Duhok the capital of Duhok Governorate in Iraqi Kurdistan. The city is encircled by mountains along the Tigris river. Duhok has a growing tourist industry.
The Demographics
In 1820, Rich described it as a small town of 300 houses, which was the principal site of the Doski tribe, together with eighty other villages. The missionary Henry Aaron Stern (1851) commented on Duhok’s mixed population and noted that it included Jewish residents, adding that the kiahya, or mayor of the village, was a Chaldean Catholic. In 1859, Rabbi Yehiel found there two minyans of Jews. The Muslims and Christians formed about a hundred households. In 1929, its settled population was about 3,500 inhabitants, with Kurds forming the majority. Out of the 550 households, 65 were Christian and 30 were Jewish. A sizeable number of Nestorian refugees previously from Tiyari and a lesser number of Chaldeans from the Turkish districts of Merga and Bothan migrated into Duhok in the aftermath of World War I. In 1929, the qada of Duhok had a mixed population of 29,858, composed mostly of Muslim Kurds (18,307), Christians 5,784 (19.3%), Muslim Arabs 2,068, Yezidis 2,870, and Jews 829 (2.7%).
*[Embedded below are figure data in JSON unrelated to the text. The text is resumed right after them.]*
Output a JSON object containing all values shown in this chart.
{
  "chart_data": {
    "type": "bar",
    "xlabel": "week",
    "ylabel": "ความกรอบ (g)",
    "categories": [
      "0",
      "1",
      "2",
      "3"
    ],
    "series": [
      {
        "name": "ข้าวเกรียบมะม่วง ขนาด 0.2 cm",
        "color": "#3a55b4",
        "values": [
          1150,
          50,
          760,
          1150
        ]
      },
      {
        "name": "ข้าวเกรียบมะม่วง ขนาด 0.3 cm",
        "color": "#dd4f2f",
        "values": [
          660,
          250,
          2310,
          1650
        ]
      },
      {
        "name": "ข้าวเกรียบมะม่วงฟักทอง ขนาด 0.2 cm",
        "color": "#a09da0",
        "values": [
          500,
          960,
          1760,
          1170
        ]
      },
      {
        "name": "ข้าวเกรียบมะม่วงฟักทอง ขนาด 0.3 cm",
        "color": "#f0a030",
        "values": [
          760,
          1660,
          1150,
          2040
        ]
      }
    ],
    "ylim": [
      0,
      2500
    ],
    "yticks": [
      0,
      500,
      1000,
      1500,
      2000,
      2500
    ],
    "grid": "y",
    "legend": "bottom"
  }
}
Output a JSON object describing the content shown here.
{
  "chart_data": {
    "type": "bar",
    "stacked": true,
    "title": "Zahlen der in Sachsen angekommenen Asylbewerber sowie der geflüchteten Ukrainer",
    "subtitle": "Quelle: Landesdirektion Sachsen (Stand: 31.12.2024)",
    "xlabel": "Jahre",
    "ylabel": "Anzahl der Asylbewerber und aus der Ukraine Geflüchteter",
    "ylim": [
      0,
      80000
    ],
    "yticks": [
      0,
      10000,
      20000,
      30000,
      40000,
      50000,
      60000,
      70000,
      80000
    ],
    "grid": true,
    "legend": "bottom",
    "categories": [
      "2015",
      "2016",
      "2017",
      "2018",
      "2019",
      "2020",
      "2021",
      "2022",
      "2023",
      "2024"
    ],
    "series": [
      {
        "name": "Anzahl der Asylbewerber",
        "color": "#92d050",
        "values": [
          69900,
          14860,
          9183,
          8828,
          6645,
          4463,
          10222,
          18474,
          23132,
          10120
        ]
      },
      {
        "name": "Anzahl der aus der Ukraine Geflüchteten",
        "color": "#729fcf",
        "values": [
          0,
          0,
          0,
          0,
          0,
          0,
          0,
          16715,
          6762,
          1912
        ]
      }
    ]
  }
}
The city’s population is made up of around 340,000 inhabitants, and consists mostly of Kurds, with a significant Assyrian community as well. The Assyrians of Duhok boast one of the largest churches in the region named the Mar Marsi Cathedral, and is the center of an Eparchy.Tens of thousands of Yazidi and Assyrian Christian refugees live in the city as well due to the ISIS invasion of Iraq in 2014 and the subsequent Fall of Mosul and the Nineveh Plains region after 2 more months of fighting, in addition to the Siege of Sinjar in which 5,000 Yezidis were massacred in what has been referred to as a Genocide against them.